Database Administration

How to Customize the Database Schema

Meerkat DSA uses Prisma as an ORM for interacting with the database. If you want to change the database schema, you may do so using the normal methods for updating Prisma schema and the Prisma client.

Maximum entries

There is a maximum of 2.1 billion entries possible in the database. There is almost no way any reasonable use case would ever use this many entries, and the DIT should be spread across multiple DSAs long before this maximum is reached.

Note that entries are soft-deleted, meaning that they are not truly "deleted" from the database, but merely marked as deleted with a deletion timestamp.

If you run low on storage space, deleting these soft-deleted entries can be a good way to reclaim some space.

Bulk Insertion

In Meerkat DSA, you can insert a large number of entries either through the Directory Access Protocol (DAP) addEntry operation, or you can bypass the Directory protocols entirely and insert entries directly into the database.

The former method is good for when you need to insert up to 100,000 entries or so. The former method will ensure that you do not violate schema, object class definitions, and access controls, but it will be much slower than the alternative. If you use this method, you should ensure that the NodeJS runtime is not using debugging and that the client you are using for the insertion is not authenticating between each entry addition; in other words, you should ensure that the same authenticated session is used to insert all entries.

Direct insertion into the database, on the other hand, will be much faster, but you have a greater chance of screwing up and not inserting what you expected.

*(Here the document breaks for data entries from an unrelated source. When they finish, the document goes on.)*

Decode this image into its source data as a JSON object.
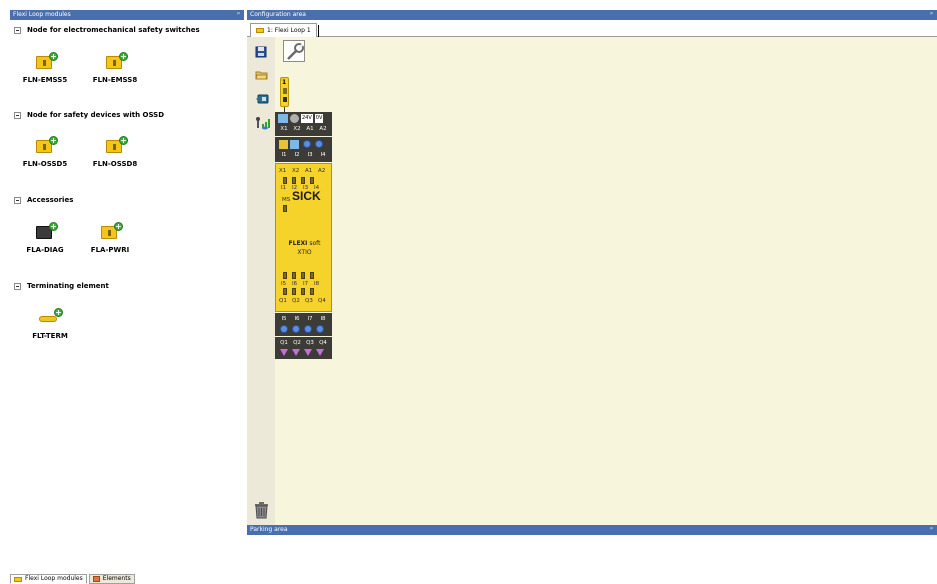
{
  "left_panel": {
    "title": "Flexi Loop modules",
    "pin": "ᵖ",
    "groups": [
      {
        "label": "Node for electromechanical safety switches",
        "modules": [
          "FLN-EMSS5",
          "FLN-EMSS8"
        ]
      },
      {
        "label": "Node for safety devices with OSSD",
        "modules": [
          "FLN-OSSD5",
          "FLN-OSSD8"
        ]
      },
      {
        "label": "Accessories",
        "modules": [
          "FLA-DIAG",
          "FLA-PWRI"
        ]
      },
      {
        "label": "Terminating element",
        "modules": [
          "FLT-TERM"
        ]
      }
    ],
    "bottom_tabs": [
      {
        "label": "Flexi Loop modules",
        "icon": "flexi-loop-icon",
        "active": true
      },
      {
        "label": "Elements",
        "icon": "elements-icon",
        "active": false
      }
    ]
  },
  "config_area": {
    "title": "Configuration area",
    "pin": "ᵖ",
    "tab_label": "1: Flexi Loop 1",
    "toolbar": [
      "save-icon",
      "open-folder-icon",
      "import-icon",
      "signal-icon",
      "trash-icon"
    ],
    "module": {
      "top_terminals": [
        "X1",
        "X2",
        "A1",
        "A2"
      ],
      "top_header": [
        "24V",
        "0V"
      ],
      "inputs_top": [
        "I1",
        "I2",
        "I3",
        "I4"
      ],
      "led_labels_top": [
        "X1",
        "X2",
        "A1",
        "A2"
      ],
      "led_labels_inputs": [
        "I1",
        "I2",
        "I3",
        "I4"
      ],
      "ms_label": "MS",
      "brand": "SICK",
      "product_line1_bold": "FLEXI",
      "product_line1_rest": " soft",
      "product_line2": "XTIO",
      "led_labels_i5": [
        "I5",
        "I6",
        "I7",
        "I8"
      ],
      "led_labels_q": [
        "Q1",
        "Q2",
        "Q3",
        "Q4"
      ],
      "inputs_bottom": [
        "I5",
        "I6",
        "I7",
        "I8"
      ],
      "outputs_bottom": [
        "Q1",
        "Q2",
        "Q3",
        "Q4"
      ],
      "connector_label": "1"
    }
  },
  "parking_area": {
    "title": "Parking area",
    "pin": "ᵖ"
  },
  "colors": {
    "title_bar": "#4a6fae",
    "canvas": "#f8f5dd",
    "module_yellow": "#f6d32a",
    "module_dark": "#3d3b36"
  }
}
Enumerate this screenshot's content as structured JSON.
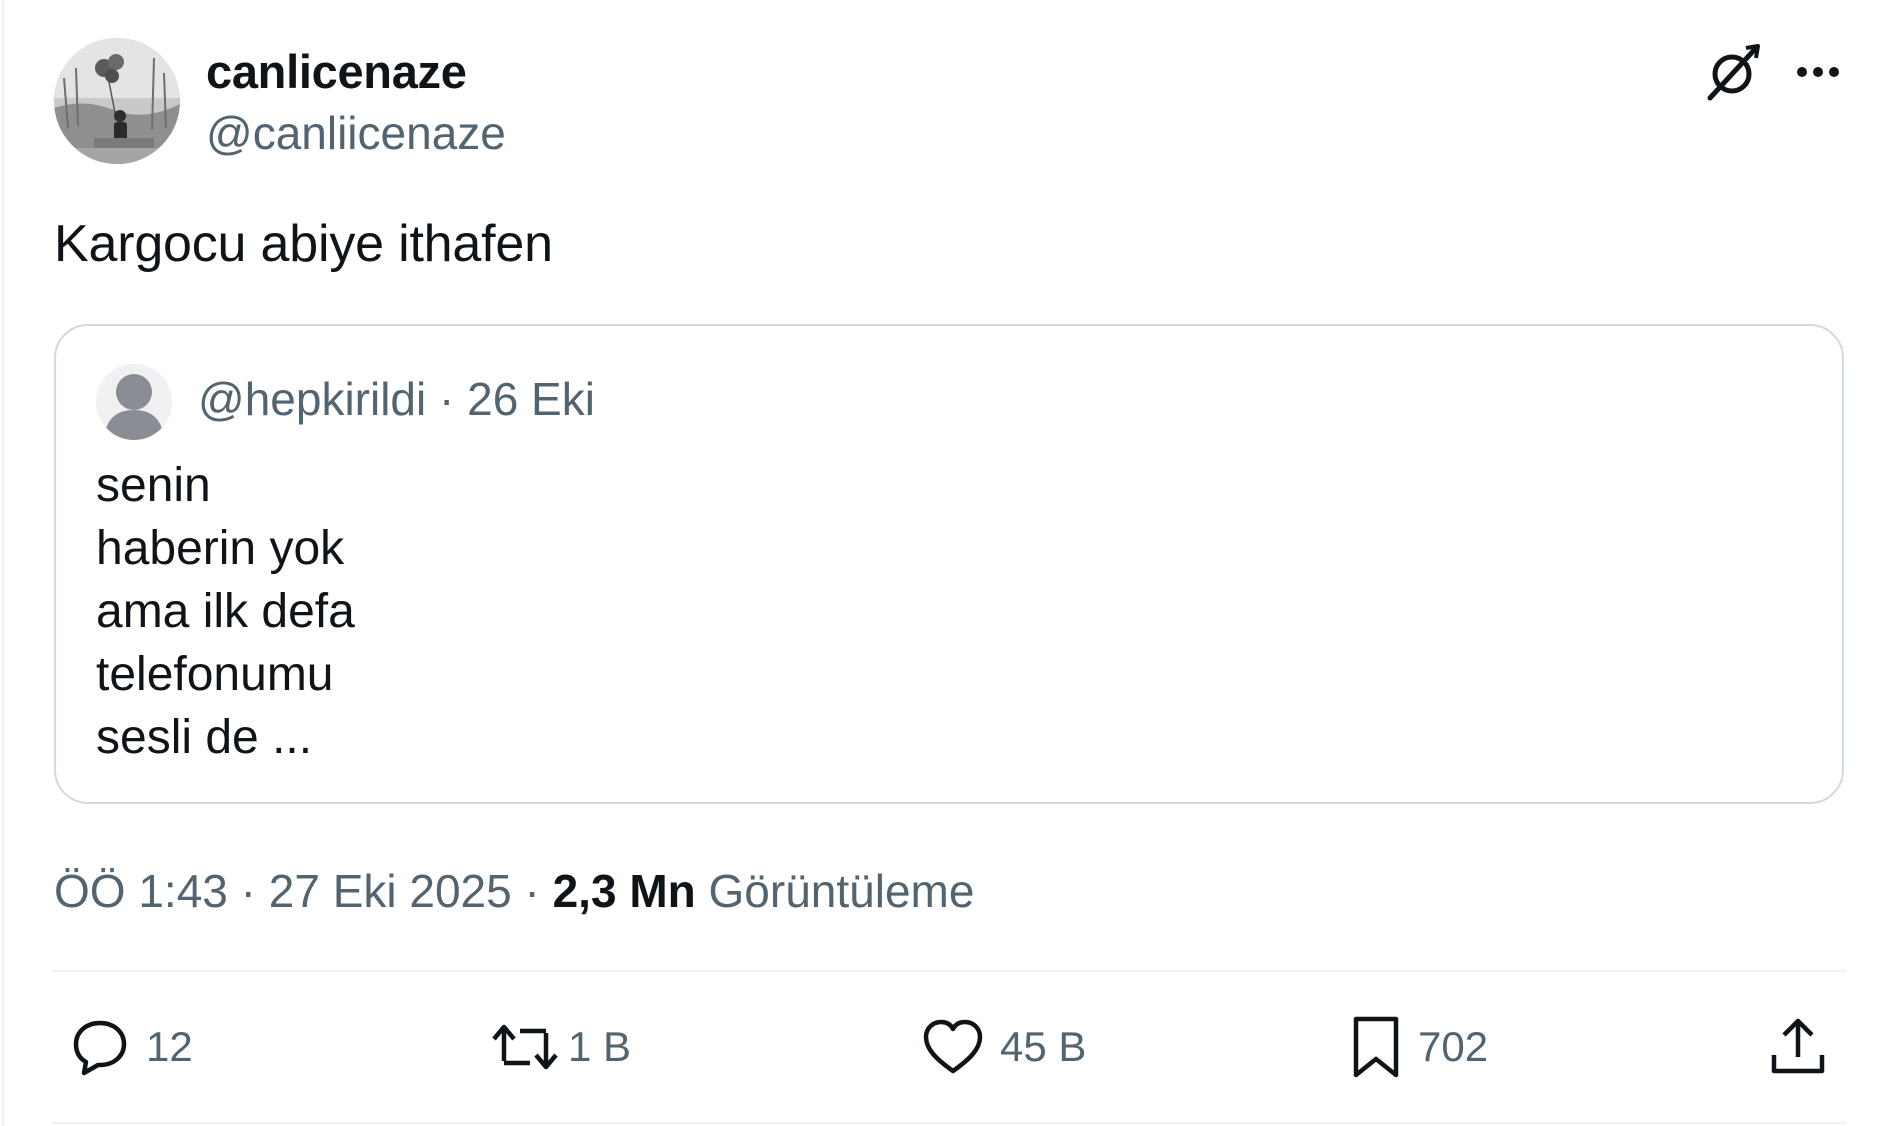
{
  "author": {
    "display_name": "canlicenaze",
    "handle": "@canliicenaze"
  },
  "tweet": {
    "text": "Kargocu abiye ithafen",
    "time": "ÖÖ 1:43 · 27 Eki 2025 · ",
    "views_count": "2,3 Mn",
    "views_label": "Görüntüleme"
  },
  "quote": {
    "handle": "@hepkirildi",
    "date": " · 26 Eki",
    "lines": [
      "senin",
      "haberin yok",
      "ama ilk defa",
      "telefonumu",
      "sesli de ..."
    ]
  },
  "actions": {
    "replies": "12",
    "reposts": "1 B",
    "likes": "45 B",
    "bookmarks": "702"
  },
  "icons": {
    "grok": "grok-icon",
    "more": "more-icon",
    "reply": "reply-icon",
    "repost": "repost-icon",
    "like": "heart-icon",
    "bookmark": "bookmark-icon",
    "share": "share-icon"
  },
  "colors": {
    "text_primary": "#0f1419",
    "text_secondary": "#536471",
    "border": "#cfd9de"
  }
}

Note that entries will not be validated when they are read and searched--not when they are inserted. This means that, for instance, if you have a violation of the object class (such as by missing a mandatory attribute), Meerkat DSA will be oblivious to this change, and there will usually not be any degredation of functionality, but entries could still be technically incorrect. Be aware that there are cases where invalid entries could have catastrophic effects: inserting an invalid access control subentry, for instance, could introduce a severe security vulnerability!

Bulk Insertion Mode

Bulk insertion mode can be enabled by setting the MEERKAT_BULK_INSERT_MODE environment variable to 1. This is a dangerous setting and should only be used when the DSA is not exposed to the public Internet, because all access controls are disabled. This will only make insertions very slightly faster.

According to empirical experiments, it seems that you should be able to insert about 10 entries per second when using bulk insertion mode.

Use of Different Database Types

In the future, Meerkat DSA may support Postgres and SQLite for the free version and Microsoft SQL Server in the paid version. For now, only MySQL is supported. MariaDB might be compatible, but a single test early on was not successful.

Performance Tuning

Connection Pool Size

Empirical testing has not demonstrated any significant performance improvements by editing the default connection pool, but it should be done anyway, to avoid this being a problem in the first place. In a typical use case, where Meerkat DSA is the only client to the backing database, its connection pool may be set higher. This can be done by adding a ?connection_limit=## query parameter to the end of your DATABASE_URL, like so:

mysql://root:example@localhost:3306/directory?connection_limit=40

You'll want to set this number to more than 2*N + 1, where N is the number of CPU cores on the system where Meerkat DSA is running; if you set it equal to or lower, you will likely hinder performance.

Unix Sockets

The use of Unix Domain Sockets to connect to the database instead of TCP likewise has shown little effect on performance, but if available, Unix Domain Sockets should be preferred over TCP sockets. Unix Domain Sockets have much lower latency and higher throughput than TCP.

They can be configured by adding the socket name to your DATABASE_URL like so:

mysql://user2:asdf2@localhost/directory2?socket=/var/run/mysqld/mysqld.sock

Obviously, you'll want to replace /var/run/mysqld/mysqld.sock with the real path to the Unix socket.